Based upon the above, the proposed alternatives provide an adequate assurance of quality and safety equal to that of the current Code of record. Consequently, the provisions of 10 CFR 50.55a(a)(3)(i) and (f)(4)(iv) are judged to be met.

Duration:

The proposed alternative identified in this relief request shall be utilized during the fourth 10-year IST Interval that began on February 1, 2006.

Precedents:

ASME Code Case OMN-17 has been included in the 2009 Edition of the ASME Code.

NUREG-1482, Rev. 1, Paragraph 4.3.2.1 states, "In recent years, the NRC staff has received numerous requests for relief and/or TS changes related to the stroke testing requirements for BWR dual function main steam SRVs.

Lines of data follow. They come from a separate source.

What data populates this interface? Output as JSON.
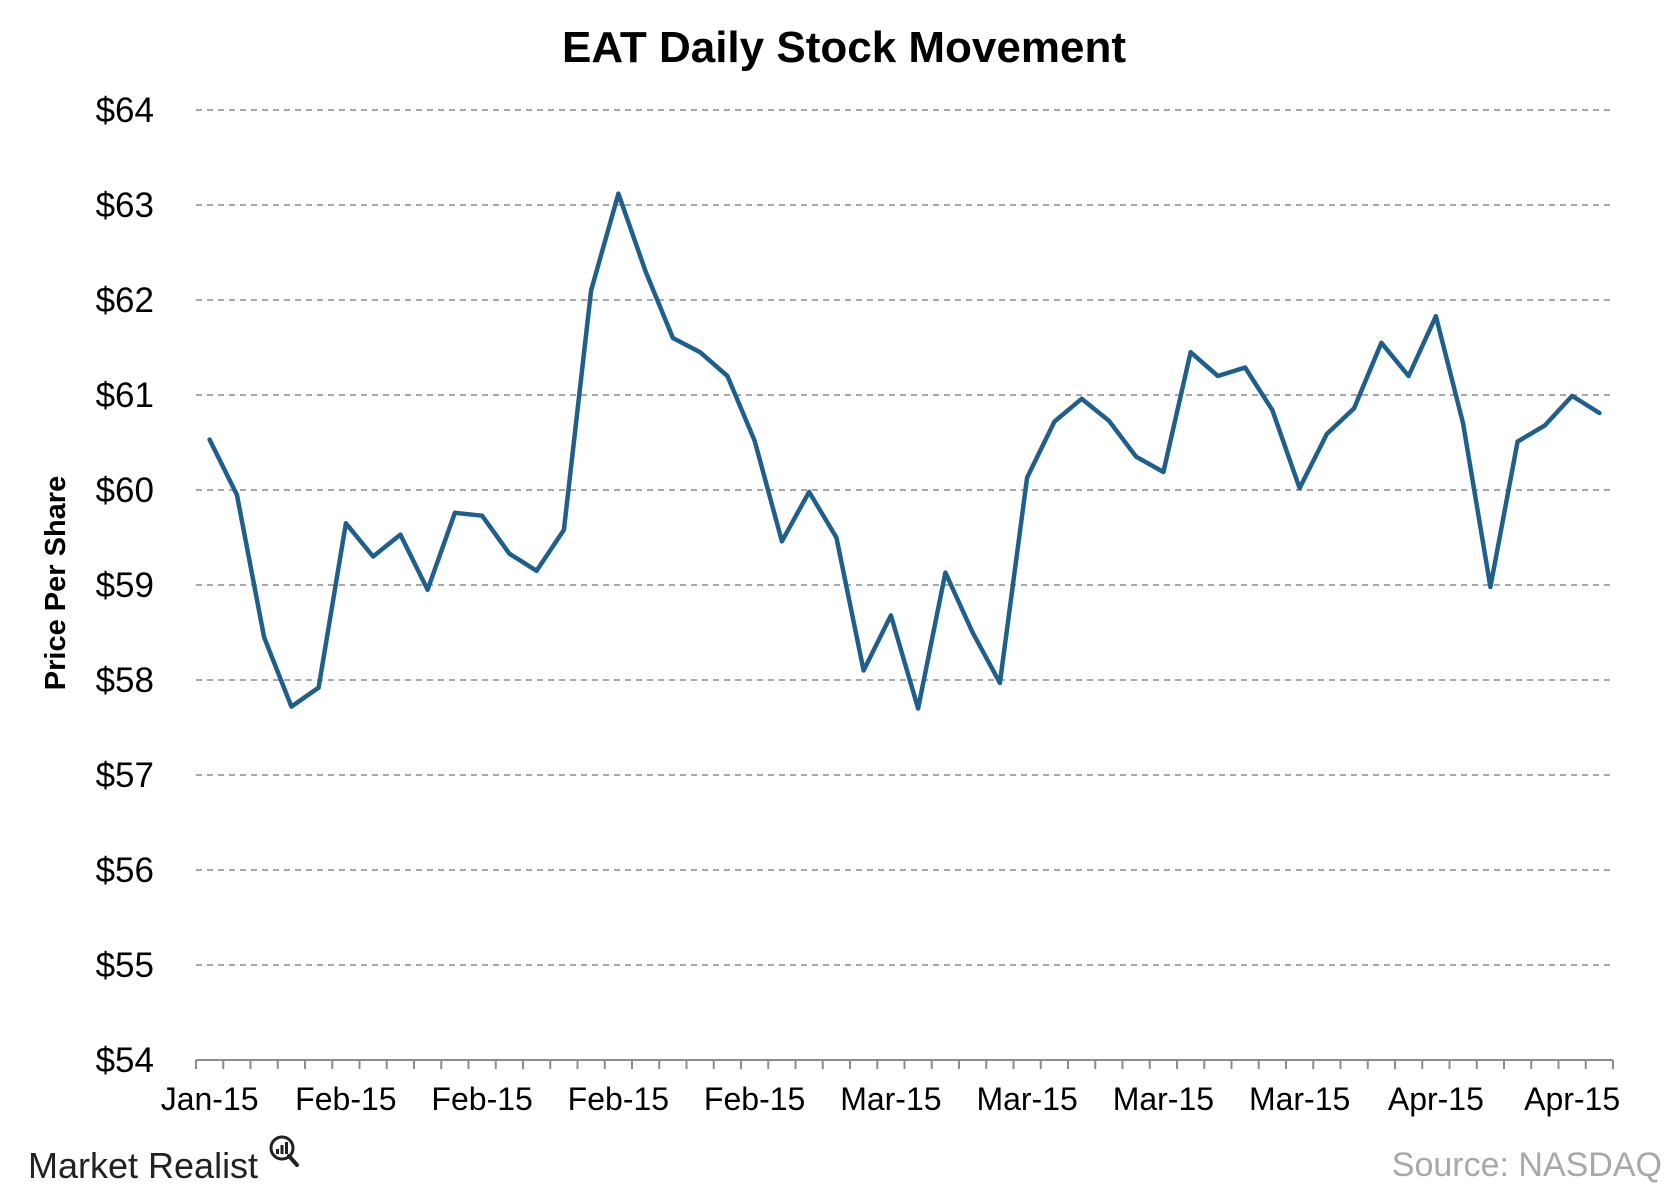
{
  "chart_data": {
    "type": "line",
    "title": "EAT Daily Stock Movement",
    "xlabel": "",
    "ylabel": "Price Per Share",
    "ylim": [
      54,
      64
    ],
    "y_ticks": [
      "$54",
      "$55",
      "$56",
      "$57",
      "$58",
      "$59",
      "$60",
      "$61",
      "$62",
      "$63",
      "$64"
    ],
    "x_tick_labels": [
      "Jan-15",
      "Feb-15",
      "Feb-15",
      "Feb-15",
      "Feb-15",
      "Mar-15",
      "Mar-15",
      "Mar-15",
      "Mar-15",
      "Apr-15",
      "Apr-15"
    ],
    "grid": true,
    "series": [
      {
        "color": "#1f5f8b",
        "values": [
          60.53,
          59.95,
          58.45,
          57.72,
          57.92,
          59.65,
          59.3,
          59.53,
          58.95,
          59.76,
          59.73,
          59.33,
          59.15,
          59.58,
          62.1,
          63.12,
          62.3,
          61.6,
          61.45,
          61.2,
          60.52,
          59.46,
          59.98,
          59.5,
          58.1,
          58.68,
          57.7,
          59.13,
          58.5,
          57.97,
          60.13,
          60.72,
          60.96,
          60.73,
          60.35,
          60.19,
          61.45,
          61.2,
          61.29,
          60.84,
          60.02,
          60.59,
          60.86,
          61.55,
          61.2,
          61.83,
          60.7,
          58.98,
          60.51,
          60.68,
          60.99,
          60.81
        ]
      }
    ]
  },
  "footer": {
    "brand": "Market Realist",
    "source": "Source: NASDAQ"
  }
}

Both Appendix I to the ASME OM Code and the plant-specific TS require stroke testing of SRVs after they are reinstalled following maintenance activities. Several licensees have determined that in-situ testing of the SRVs can contribute to undesirable seat leakage of the valves during subsequent plant operation and have received approval to perform testing at a laboratory facility coupled with in situ tests and other verifications of actuation systems as an alternative to the testing required by the ASME OM Code and TS."

Similar relief has been approved for the Dresden and Quad Cities stations (ML081330557) and Peach Bottom units (ML081790539), which also use three-stage Target Rock SRVs. The alternative testing approved for these plants included an in-situ actuator test without live steam (dry lift test).

References:

1. ASME OM Code, 2001 Edition through 2003 Addenda
2. ASME OM Code, 2004 Edition, no Addendum
2. Code Case OMN-17, Alternative Rules for Testing ASME Class 1 Pressure Relief /

Safety Valves

3. NUREG-1482 Rev. 1, Guidelines for Inservice Testing at Nuclear power Plants
4. DAEC UFSAR Section 5.4.13, Safety and Relief Valves.

Enclosure to NG-11-0365 Page 10 of 10

5. General Electric Co. Service Information Letter # 196, Supplement 17, Target Rock SRV main disc spring relaxation and tip breakage, January 5, 1996.
6. General Electric Co. Service Information Letter # 646, Target Rock safety relief valve failure to fully open, December 20, 2002.